DOJ just won another victory in the long-running Omnicare case. Back in April, the jury found that Omnicare had submitted 3.3 million false claims and was liable for damages of over $135 million. The Judge trebled that damages number, as required by the False Claims Act, reaching a final damages amount of over $406 million, a massive win against healthcare fraud.
Its misconduct? Distributing—and billing for—drugs that weren’t supported by valid prescriptions. The jury found it did so by “rolling over” prescriptions for individuals in residential long-term care facilities, creating new prescription numbers or refills in order to continue dispensing and billing drugs.

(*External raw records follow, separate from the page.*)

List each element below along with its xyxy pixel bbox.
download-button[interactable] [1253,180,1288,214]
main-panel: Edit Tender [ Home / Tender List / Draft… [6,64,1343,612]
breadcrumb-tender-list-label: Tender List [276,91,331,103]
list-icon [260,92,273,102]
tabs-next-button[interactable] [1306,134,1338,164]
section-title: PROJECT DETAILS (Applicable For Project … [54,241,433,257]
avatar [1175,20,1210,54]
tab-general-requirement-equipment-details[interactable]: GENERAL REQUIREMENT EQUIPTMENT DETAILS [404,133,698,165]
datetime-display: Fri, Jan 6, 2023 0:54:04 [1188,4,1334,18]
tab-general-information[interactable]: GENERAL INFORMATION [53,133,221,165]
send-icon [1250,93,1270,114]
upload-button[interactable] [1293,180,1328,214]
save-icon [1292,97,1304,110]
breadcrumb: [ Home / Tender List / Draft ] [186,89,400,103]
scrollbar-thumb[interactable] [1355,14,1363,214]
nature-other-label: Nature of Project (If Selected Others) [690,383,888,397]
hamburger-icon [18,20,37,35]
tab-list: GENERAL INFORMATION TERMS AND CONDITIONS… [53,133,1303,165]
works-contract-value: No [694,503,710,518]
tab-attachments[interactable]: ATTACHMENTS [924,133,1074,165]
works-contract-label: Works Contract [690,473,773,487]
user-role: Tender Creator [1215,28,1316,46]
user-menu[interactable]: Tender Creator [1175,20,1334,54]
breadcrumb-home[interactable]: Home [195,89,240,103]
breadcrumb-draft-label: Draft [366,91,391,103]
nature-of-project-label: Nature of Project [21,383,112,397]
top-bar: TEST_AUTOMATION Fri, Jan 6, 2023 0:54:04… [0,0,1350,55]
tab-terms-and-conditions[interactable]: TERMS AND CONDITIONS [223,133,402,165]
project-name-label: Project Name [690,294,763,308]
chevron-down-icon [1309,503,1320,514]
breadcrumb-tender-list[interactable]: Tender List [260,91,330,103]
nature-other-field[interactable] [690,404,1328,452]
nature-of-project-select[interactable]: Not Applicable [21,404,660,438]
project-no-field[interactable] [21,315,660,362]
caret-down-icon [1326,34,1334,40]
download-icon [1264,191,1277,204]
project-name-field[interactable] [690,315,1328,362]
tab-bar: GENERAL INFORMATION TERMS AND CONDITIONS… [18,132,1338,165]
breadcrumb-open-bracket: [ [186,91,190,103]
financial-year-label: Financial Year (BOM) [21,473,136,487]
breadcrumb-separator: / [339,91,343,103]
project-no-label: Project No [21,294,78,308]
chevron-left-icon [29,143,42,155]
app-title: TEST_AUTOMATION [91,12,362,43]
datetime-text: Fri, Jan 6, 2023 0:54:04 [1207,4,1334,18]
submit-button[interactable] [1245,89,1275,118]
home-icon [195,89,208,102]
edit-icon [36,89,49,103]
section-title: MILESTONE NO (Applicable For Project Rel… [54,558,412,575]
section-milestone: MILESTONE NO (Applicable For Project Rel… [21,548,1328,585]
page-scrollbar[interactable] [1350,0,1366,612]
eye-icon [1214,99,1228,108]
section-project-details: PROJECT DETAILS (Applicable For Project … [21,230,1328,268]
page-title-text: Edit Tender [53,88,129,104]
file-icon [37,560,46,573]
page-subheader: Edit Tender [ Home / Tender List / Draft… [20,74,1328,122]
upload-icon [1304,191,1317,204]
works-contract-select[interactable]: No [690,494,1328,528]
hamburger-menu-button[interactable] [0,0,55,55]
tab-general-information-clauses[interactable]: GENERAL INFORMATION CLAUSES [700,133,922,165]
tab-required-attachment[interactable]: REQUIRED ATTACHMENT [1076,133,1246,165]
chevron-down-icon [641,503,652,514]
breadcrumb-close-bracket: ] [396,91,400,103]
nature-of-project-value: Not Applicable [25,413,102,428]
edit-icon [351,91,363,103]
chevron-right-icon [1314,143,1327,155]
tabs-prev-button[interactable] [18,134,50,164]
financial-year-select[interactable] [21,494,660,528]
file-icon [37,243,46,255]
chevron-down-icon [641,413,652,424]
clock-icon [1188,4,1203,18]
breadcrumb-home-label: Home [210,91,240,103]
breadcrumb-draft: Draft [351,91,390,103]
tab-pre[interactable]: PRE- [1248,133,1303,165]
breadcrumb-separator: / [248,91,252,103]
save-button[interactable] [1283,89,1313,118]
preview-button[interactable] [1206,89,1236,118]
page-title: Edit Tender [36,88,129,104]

At issue most recently? The government was seeking statutory penalties. Under the FCA, defendants not only face mandatory trebling of the damage they inflict on government programs, but have to pay statutory penalties for each false claim they submitted. Here, based on the jury’s verdict, defendants were exposed by simple math to almost $27 billion in penalties. Likely recognizing that would be unconstitutionally high, especially when compared to the damages amount, the government sought a far more proportional penalty of a mere $542 million. Defendants challenged it under the Excessive Fines provision of the Constitution, but the Court, after reviewing precedent, found that the 4X multiplier of damages that it represented was proportional to the conduct at issue. As a result, the company faces nearly $1 billion in total payments to the Government.
The Court also made important rulings to keep the other defendant, CVS, on the hook for its role in the fraud. The jury had found that CVS was jointly liable for 30.4% of Omnicare’s false claims. CVS sought to avoid the result by arguing that it was only a shell company and that the jury hadn’t found that any damage resulted solely from its conduct.

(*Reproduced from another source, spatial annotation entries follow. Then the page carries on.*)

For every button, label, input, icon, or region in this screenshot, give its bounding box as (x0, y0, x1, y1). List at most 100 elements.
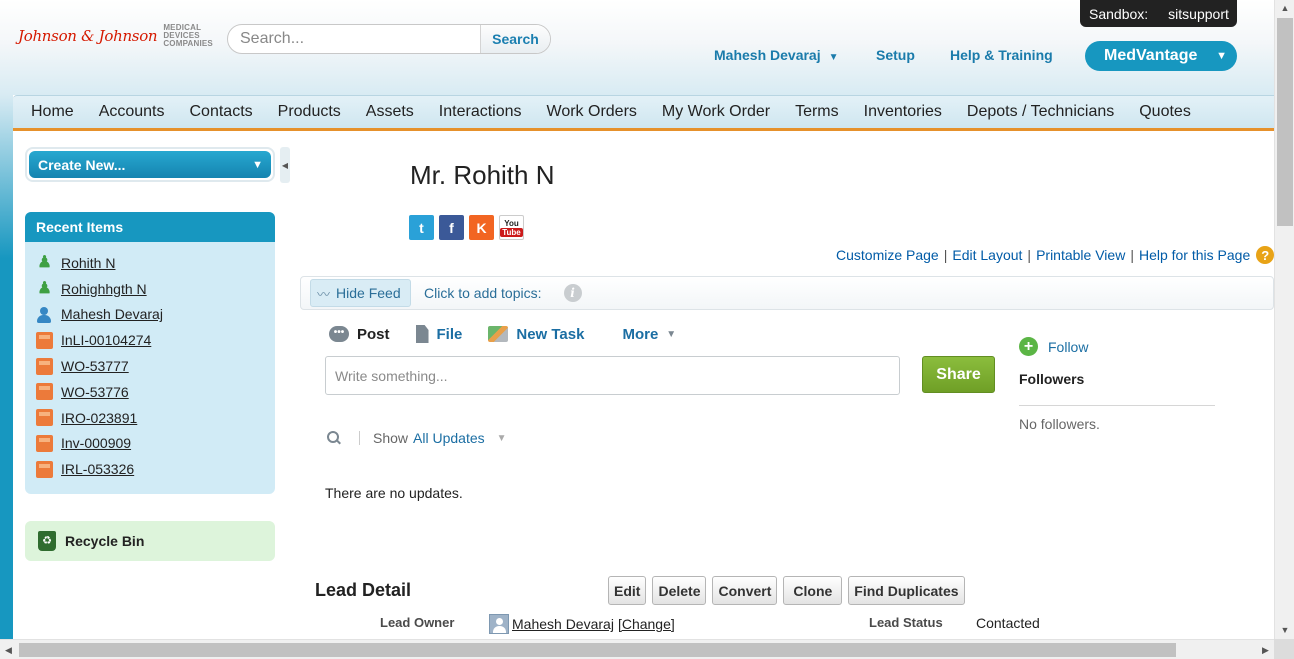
lead-status-label: Lead Status (869, 615, 943, 630)
tab-quotes[interactable]: Quotes (1127, 96, 1204, 128)
chevron-down-icon[interactable]: ▼ (497, 433, 507, 444)
recycle-bin-icon: ♻ (38, 531, 56, 551)
search-input[interactable] (228, 25, 480, 53)
recycle-bin[interactable]: ♻ Recycle Bin (25, 521, 275, 561)
recent-item-link[interactable]: Mahesh Devaraj (61, 306, 163, 322)
lead-icon: ♟ (37, 254, 52, 272)
scroll-up-icon[interactable]: ▲ (1275, 0, 1294, 17)
contact-icon (36, 306, 53, 323)
create-new-menu[interactable]: Create New... ▼ (25, 147, 275, 182)
tab-work-orders[interactable]: Work Orders (534, 96, 649, 128)
scroll-corner (1274, 639, 1294, 659)
chat-bubble-icon: ••• (329, 326, 349, 342)
find-duplicates-button[interactable]: Find Duplicates (848, 576, 965, 605)
search-button[interactable]: Search (480, 25, 550, 53)
recent-items-panel: Recent Items ♟ Rohith N ♟ Rohighhgth N M… (25, 212, 275, 494)
social-links: t f K You Tube (409, 215, 524, 240)
chevron-down-icon: ▼ (252, 158, 263, 171)
recent-item-link[interactable]: InLI-00104274 (61, 332, 151, 348)
task-icon (488, 326, 509, 342)
plus-icon: + (1019, 337, 1038, 356)
add-topics-link[interactable]: Click to add topics: (424, 285, 542, 301)
tab-terms[interactable]: Terms (783, 96, 852, 128)
recent-item-link[interactable]: IRL-053326 (61, 461, 134, 477)
box-icon (36, 434, 53, 452)
logo-wordmark: Johnson & Johnson (18, 27, 158, 45)
sandbox-name: sitsupport (1168, 5, 1229, 22)
tab-assets[interactable]: Assets (353, 96, 426, 128)
scroll-left-icon[interactable]: ◀ (0, 640, 17, 659)
printable-view-link[interactable]: Printable View (1036, 247, 1125, 263)
tab-home[interactable]: Home (13, 96, 86, 128)
recent-item-link[interactable]: IRO-023891 (61, 410, 137, 426)
klout-icon[interactable]: K (469, 215, 494, 240)
app-switcher[interactable]: MedVantage ▼ (1085, 41, 1237, 71)
info-icon[interactable]: i (563, 284, 582, 302)
tab-interactions[interactable]: Interactions (426, 96, 534, 128)
help-icon[interactable]: ? (1256, 246, 1275, 264)
delete-button[interactable]: Delete (652, 576, 707, 605)
facebook-icon[interactable]: f (439, 215, 464, 240)
page-title: Mr. Rohith N (410, 160, 555, 190)
user-menu[interactable]: Mahesh Devaraj ▼ (714, 47, 839, 63)
vertical-scrollbar[interactable]: ▲ ▼ (1274, 0, 1294, 639)
tab-accounts[interactable]: Accounts (86, 96, 177, 128)
lead-icon: ♟ (37, 280, 52, 298)
vertical-scroll-thumb[interactable] (1277, 18, 1293, 226)
help-training-link[interactable]: Help & Training (950, 47, 1053, 63)
follow-label: Follow (1048, 338, 1089, 355)
box-icon (36, 331, 53, 349)
youtube-icon[interactable]: You Tube (499, 215, 524, 240)
edit-layout-link[interactable]: Edit Layout (952, 247, 1022, 263)
change-owner-link[interactable]: [Change] (618, 616, 675, 632)
tab-products[interactable]: Products (265, 96, 353, 128)
share-button[interactable]: Share (922, 356, 995, 393)
edit-button[interactable]: Edit (608, 576, 647, 605)
app-name: MedVantage (1104, 47, 1198, 64)
sandbox-label: Sandbox: (1089, 5, 1149, 22)
global-search: Search (227, 24, 551, 54)
recent-items-list: ♟ Rohith N ♟ Rohighhgth N Mahesh Devaraj… (25, 242, 275, 482)
list-item: InLI-00104274 (25, 327, 275, 353)
tab-my-work-order[interactable]: My Work Order (649, 96, 782, 128)
customize-page-link[interactable]: Customize Page (836, 247, 939, 263)
setup-link[interactable]: Setup (876, 47, 915, 63)
twitter-icon[interactable]: t (409, 215, 434, 240)
horizontal-scroll-thumb[interactable] (19, 643, 1176, 657)
search-icon[interactable] (327, 431, 341, 445)
recent-item-link[interactable]: Rohighhgth N (61, 281, 147, 297)
tab-contacts[interactable]: Contacts (177, 96, 265, 128)
convert-button[interactable]: Convert (712, 576, 778, 605)
horizontal-scrollbar[interactable]: ◀ ▶ (0, 639, 1274, 659)
user-name: Mahesh Devaraj (714, 47, 821, 63)
feed-filter-dropdown[interactable]: All Updates (413, 430, 485, 446)
create-new-button[interactable]: Create New... ▼ (29, 151, 271, 178)
follow-button[interactable]: + Follow (1019, 337, 1088, 356)
help-page-link[interactable]: Help for this Page (1139, 247, 1250, 263)
recent-items-title: Recent Items (25, 212, 275, 242)
lead-detail-title: Lead Detail (315, 580, 412, 600)
lead-owner-link[interactable]: Mahesh Devaraj (512, 616, 614, 632)
scroll-right-icon[interactable]: ▶ (1257, 640, 1274, 659)
publisher-tab-file[interactable]: File (415, 325, 462, 343)
publisher-tab-post[interactable]: ••• Post (329, 326, 390, 343)
hide-feed-button[interactable]: 〰 Hide Feed (310, 279, 411, 307)
scroll-down-icon[interactable]: ▼ (1275, 622, 1294, 639)
recent-item-link[interactable]: WO-53776 (61, 384, 129, 400)
followers-empty-message: No followers. (1019, 416, 1100, 432)
list-item: ♟ Rohith N (25, 250, 275, 276)
company-logo[interactable]: Johnson & Johnson MEDICAL DEVICES COMPAN… (18, 24, 213, 48)
tab-depots-technicians[interactable]: Depots / Technicians (954, 96, 1126, 128)
sidebar-collapse-handle[interactable]: ◀ (280, 147, 290, 183)
recent-item-link[interactable]: Rohith N (61, 255, 115, 271)
list-item: IRO-023891 (25, 405, 275, 431)
publisher-tab-more[interactable]: More ▼ (622, 326, 676, 343)
list-item: Mahesh Devaraj (25, 302, 275, 328)
recent-item-link[interactable]: Inv-000909 (61, 435, 131, 451)
post-input[interactable] (325, 356, 900, 395)
clone-button[interactable]: Clone (783, 576, 843, 605)
tab-inventories[interactable]: Inventories (851, 96, 954, 128)
recent-item-link[interactable]: WO-53777 (61, 358, 129, 374)
publisher-tab-new-task[interactable]: New Task (488, 326, 584, 343)
list-item: IRL-053326 (25, 456, 275, 482)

Thankfully, the Court rightly held that companies can’t escape liability under the FCA by hiding behind holding companies. A company having no employees and only a board of directors still has not only the obligation not to commit fraud against government healthcare programs, but the legal ability to have knowledge that what it was doing was wrong.
The Court also denied CVS’s challenge to penalties. The Government was seeking to assess $164 million in penalties, calculated at the same 30.4% portion of Omnicare’s false claims. CVS tried to avoid it saying the jury had not found it had caused extra damage to the Government, but the Court noted that the jury had not been instructed on joint liability and found it reasonable to base the penalty calculation on the same proportional share as they had been found to contribute to the fraud.